Brandon and Dion Knelson will be sophomores, Aaron and Jeff Lee will be a senior and a sophomore, Jordie and Jamie Benn have signed letters of intent to be freshmen, and Dustin and Bryant Molle will be a sophomore and a freshman. (Dustin has transferred from Alaska Anchorage.) The Nanooks’ brotherly love worked during last weekend’s three-point effort against Miami, as Aaron Lee scored the winning goal Friday and Jeff Lee notched the tying tally Saturday.

• Notre Dame is ranked No. 1 for the first time in school history, which Jackson said two weekends ago might be the worst thing that could have happened to the team. But the undeniable good news for the Irish is that they're the first squad to lock up a first-round bye in the CCHA tournament.

• Now this is a great promotion. At Saturday’s Northern Michigan vs. Ohio State game in Columbus, there will be free haircuts for fans, courtesy of Great Clips.

• Fun with numbers: Ohio State is 8-0-3 when defenseman Sean Collins has a positive plus/minus number. ... Saturday’s Michigan vs.
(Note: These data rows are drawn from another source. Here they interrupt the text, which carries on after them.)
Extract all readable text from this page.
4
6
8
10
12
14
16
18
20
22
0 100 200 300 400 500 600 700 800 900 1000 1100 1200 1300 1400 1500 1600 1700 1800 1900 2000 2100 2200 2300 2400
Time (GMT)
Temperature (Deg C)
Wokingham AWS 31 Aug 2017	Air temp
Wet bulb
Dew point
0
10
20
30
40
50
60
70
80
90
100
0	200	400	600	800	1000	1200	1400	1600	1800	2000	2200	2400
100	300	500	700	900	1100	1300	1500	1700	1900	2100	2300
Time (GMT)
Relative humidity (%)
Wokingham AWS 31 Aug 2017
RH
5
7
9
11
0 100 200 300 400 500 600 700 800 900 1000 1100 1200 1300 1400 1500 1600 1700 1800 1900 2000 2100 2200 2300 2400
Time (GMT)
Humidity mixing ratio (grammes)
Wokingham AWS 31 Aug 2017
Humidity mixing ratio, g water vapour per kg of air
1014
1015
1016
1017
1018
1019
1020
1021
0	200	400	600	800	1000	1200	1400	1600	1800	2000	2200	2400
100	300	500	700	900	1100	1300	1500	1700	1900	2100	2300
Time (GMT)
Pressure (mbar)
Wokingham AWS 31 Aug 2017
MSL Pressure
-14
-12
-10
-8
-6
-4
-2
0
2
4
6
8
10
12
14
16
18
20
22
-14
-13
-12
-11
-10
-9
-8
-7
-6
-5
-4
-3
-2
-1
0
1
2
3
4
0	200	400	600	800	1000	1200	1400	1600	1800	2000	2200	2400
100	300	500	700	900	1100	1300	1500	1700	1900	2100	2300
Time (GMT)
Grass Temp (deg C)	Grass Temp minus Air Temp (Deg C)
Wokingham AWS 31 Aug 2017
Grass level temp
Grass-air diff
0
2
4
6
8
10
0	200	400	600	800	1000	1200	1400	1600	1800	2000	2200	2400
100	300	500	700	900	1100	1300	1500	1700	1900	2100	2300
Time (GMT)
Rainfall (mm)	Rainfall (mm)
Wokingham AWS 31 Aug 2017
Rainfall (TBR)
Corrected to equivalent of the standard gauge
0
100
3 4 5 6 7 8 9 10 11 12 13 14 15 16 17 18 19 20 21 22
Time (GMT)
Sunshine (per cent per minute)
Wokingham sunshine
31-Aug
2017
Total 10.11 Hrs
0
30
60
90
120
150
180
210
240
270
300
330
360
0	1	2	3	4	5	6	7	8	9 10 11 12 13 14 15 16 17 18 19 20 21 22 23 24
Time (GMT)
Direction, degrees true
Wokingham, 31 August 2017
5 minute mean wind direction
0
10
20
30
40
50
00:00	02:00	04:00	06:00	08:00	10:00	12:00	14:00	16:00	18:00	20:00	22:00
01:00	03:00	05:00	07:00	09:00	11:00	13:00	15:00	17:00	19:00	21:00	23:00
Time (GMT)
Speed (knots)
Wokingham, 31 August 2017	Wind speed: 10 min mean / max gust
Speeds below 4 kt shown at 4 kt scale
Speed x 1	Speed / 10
Michigan State game at Joe Louis Arena pits the team with the nation’s longest unbeaten streak (MSU, 6-0-1, tied with North Dakota) against the team with the nation’s longest winning streak (U-M, six). ... Last weekend, Kyle Greentree became the first Alaska skater to net 20 goals in a season since Jeff Trembecky in 1997. ... Just like football (except in reverse, and before the bowl games): Michigan and Ohio State rank first and second nationally in short-handed goals.

• Angela Ruggiero, a stalwart on the last three U.S. women’s Olympic teams, will be the analyst for Fox Sports Net’s coverage of Saturday’s Alaska at Western Michigan game. Your hockey-dumb co-workers might know her from the current season of Donald Trump’s “The Apprentice.”